Question

A sample of an oxide of vanadium weighing \(4.589 \mathrm{~g}\) was heated with hydrogen gas to form water and another oxide of vanadium weighing \(3.782 \mathrm{~g} .\) The second oxide was treated further with hydrogen until only \(2.573 \mathrm{~g}\) of vanadium metal remained. (a) What are the simplest formulas of the two oxides? (b) What is the total mass of water formed in the successive reactions?

Short answer

Answer: The simplest formulas of the two vanadium oxides are VO and V₂O₃, and the total mass of water formed in the successive reactions is 0.452 g.

Step-by-step solution

Find the mass of oxygen in the first oxide

Let's start by finding the mass of oxygen in the first oxide. We know that the mass of the first oxide is 4.589g and the mass of the second oxide is 3.782g. Therefore, the mass of oxygen in the first oxide is: Mass of oxygen = Mass of first oxide - Mass of second oxide Mass of oxygen = 4.589g - 3.782g Mass of oxygen = 0.807g

Find the mass of oxygen in the second oxide

Now, let's find the mass of oxygen in the second oxide. We know that the mass of the second oxide is 3.782g and that the mass of vanadium metal remaining after further treatment is 2.573g. Therefore, the mass of oxygen in the second oxide is: Mass of oxygen = Mass of second oxide - Mass of vanadium metal Mass of oxygen = 3.782g - 2.573g Mass of oxygen = 1.209g

Calculate the moles of vanadium and oxygen in each oxide

To find the simplest formula of each oxide, we need to find the mole ratio between vanadium and oxygen.
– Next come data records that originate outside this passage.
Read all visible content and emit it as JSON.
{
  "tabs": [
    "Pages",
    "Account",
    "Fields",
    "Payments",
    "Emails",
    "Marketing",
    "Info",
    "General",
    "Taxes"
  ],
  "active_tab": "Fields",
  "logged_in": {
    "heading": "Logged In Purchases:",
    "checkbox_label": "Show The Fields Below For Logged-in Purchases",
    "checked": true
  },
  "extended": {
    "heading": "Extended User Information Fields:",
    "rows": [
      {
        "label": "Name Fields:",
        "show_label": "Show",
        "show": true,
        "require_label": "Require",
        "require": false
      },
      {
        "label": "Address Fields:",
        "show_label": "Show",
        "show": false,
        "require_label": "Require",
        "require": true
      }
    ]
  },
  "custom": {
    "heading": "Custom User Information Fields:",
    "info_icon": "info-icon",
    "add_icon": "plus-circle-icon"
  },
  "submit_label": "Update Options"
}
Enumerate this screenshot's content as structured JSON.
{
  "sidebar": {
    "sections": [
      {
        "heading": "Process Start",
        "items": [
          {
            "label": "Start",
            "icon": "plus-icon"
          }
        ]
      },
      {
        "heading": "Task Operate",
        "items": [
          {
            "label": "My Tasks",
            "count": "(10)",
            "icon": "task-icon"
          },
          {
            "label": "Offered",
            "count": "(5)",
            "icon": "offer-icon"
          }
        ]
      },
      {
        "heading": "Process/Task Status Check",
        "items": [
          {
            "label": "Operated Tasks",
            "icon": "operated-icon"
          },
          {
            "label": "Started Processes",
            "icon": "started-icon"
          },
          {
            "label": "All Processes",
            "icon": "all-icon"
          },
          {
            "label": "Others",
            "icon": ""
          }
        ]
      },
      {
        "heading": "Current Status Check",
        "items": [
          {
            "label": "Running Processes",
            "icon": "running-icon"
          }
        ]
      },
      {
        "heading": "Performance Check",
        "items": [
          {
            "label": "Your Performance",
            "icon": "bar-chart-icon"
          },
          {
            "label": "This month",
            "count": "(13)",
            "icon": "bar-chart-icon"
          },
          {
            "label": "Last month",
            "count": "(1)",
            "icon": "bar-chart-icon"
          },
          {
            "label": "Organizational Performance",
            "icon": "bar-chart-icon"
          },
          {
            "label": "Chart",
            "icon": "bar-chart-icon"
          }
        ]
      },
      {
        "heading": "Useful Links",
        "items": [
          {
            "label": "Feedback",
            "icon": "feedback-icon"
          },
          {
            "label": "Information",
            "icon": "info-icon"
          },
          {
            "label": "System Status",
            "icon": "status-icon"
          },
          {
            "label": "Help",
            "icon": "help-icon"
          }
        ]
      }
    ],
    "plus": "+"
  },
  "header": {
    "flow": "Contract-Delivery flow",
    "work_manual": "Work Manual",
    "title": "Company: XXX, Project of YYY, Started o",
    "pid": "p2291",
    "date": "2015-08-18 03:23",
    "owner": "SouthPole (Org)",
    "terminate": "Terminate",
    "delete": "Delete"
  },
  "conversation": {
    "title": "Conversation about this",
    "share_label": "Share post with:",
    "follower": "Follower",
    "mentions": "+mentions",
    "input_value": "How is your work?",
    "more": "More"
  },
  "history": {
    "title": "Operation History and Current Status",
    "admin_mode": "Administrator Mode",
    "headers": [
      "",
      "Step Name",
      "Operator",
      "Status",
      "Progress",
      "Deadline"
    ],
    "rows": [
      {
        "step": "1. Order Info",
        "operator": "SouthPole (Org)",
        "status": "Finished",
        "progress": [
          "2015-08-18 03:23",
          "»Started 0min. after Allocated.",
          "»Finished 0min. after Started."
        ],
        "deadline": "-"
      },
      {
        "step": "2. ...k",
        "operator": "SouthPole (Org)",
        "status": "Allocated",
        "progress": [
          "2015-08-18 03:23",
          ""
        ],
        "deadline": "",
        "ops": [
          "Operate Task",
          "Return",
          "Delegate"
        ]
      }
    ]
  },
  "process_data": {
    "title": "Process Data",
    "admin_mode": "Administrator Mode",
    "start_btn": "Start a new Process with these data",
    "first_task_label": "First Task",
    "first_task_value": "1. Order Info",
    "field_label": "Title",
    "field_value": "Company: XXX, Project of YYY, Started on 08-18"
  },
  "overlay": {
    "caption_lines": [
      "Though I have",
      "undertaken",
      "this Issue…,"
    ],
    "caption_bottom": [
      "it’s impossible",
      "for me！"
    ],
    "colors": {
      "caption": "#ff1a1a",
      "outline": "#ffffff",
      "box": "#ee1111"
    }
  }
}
First, we need to find the moles of vanadium and oxygen in each oxide using their molar masses (atomic weights): Moles of vanadium = Mass of vanadium / Molar mass of vanadium Moles of oxygen = Mass of oxygen / Molar mass of oxygen Using the atomic weights: Molar mass of vanadium = 50.94 g/mol and Molar mass of oxygen = 16.00 g/mol For the first oxide: Moles of vanadium = 2.573 g / 50.94 g/mol = 0.0505 mol Moles of oxygen = 0.807 g / 16.00 g/mol = 0.0504 mol For the second oxide: Moles of vanadium = 2.573 g / 50.94 g/mol = 0.0505 mol Moles of oxygen = 1.209 g / 16.00 g/mol = 0.0756 mol

Find the simplest formula of each oxide

Now, we can find the mole ratio between vanadium and oxygen in each oxide and thereby find the simplest formula: Mole ratio = Moles of vanadium / Moles of oxygen For the first oxide: Mole ratio = 0.0505 mol / 0.0504 mol = 1.002 The ratio is approximately 1:1, so the simplest formula of the first oxide is V₂O₂ or simply VO. For the second oxide: Mole ratio = 0.0505 mol / 0.0756 mol = 0.668 The ratio is approximately 2:3, so the simplest formula of the second oxide is V₂O₃. Part (a) answer: The simplest formulas of the two oxides are VO and V₂O₃.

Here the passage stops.